Ref<Iterator<CWorm*> > x = GetFilterIterator(makeIteratorRef(worms()), makeFn(&CWorm::getLocal));
This way the compiler is capable of deducing the template parameters because no conversions are necessary.
By the way, I think you are overcomplicating simple things:
for (auto it = worms().begin(); it != worms().end(); ++it)
if (it->isLocal()) {
// Do something
}
This code is way more readable in C++ and even though it might not be as general it hardly makes the code worse.
Thanks to the hint from Xeo to here about that implicit type conversions are not allowed when deducing template arguments, I wondered wether the second parameter might cause problems here.

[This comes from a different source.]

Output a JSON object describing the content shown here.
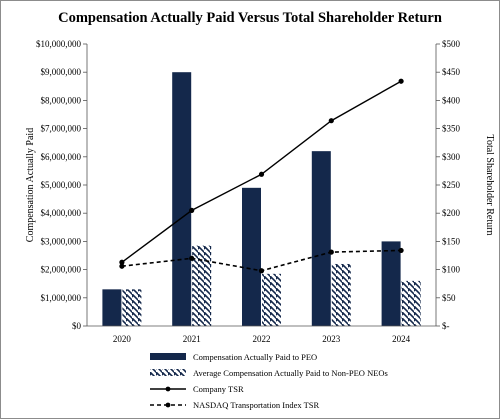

I thought that it would do the type deduction from left to right and once the type is deducted, it is not a problem anymore (for the function pointer to boost::function cast).
It seems I was wrong and this was exactly the problem.
Another version of the same thing avoids the problem:
template<typename T>
struct PartialFuncWrapper {
::Ref<Iterator<T> > i;
PartialFuncWrapper(::Ref<Iterator<T> > _i) : i(_i) {}
typename Iterator<T>::Ref operator()(boost::function<bool(T)> pred) {
return new FilterIterator<T>(i, pred);
}
};
template<typename T>
PartialFuncWrapper<T> GetFilterIterator(::Ref<Iterator<T> > i) {
return PartialFuncWrapper<T>(i);
}
Then I can write:
Ref<Iterator<CWorm*> > x = GetFilterIterator(worms())(&CWorm::getLocal);
Is there a way to have the compile deduce the template parameter automatically?
template<class T>
struct TestA
{
TestA(T v) {}
};
template<class T>
void TestB(T v)
{
}
int main()
{
TestB (5);
}
Test B works fine, however when i change it to TestA it will not compile with the error " use of class template requires template argument list"
No, there isn't. Class templates are never deduced. The usual pattern is to have a make_ free function:
template<class T> TestA<T> make_TestA(T v)
{
return TestA<T>(v);
}
See std::pair and std::make_pair, for example.
In C++0x you will be able to do
auto someVariable = make_TestA(5);
to avoid having to specify the type for local variables.
Sunlight is right, but if I may ask you a question: is that really a problem in your code. I mean:
TestA(5);
Would become
TestA<int>(5);
As long as it's only one template argument, it's not that bad, IMHO. It's not like you can get around typing the type once in most cases.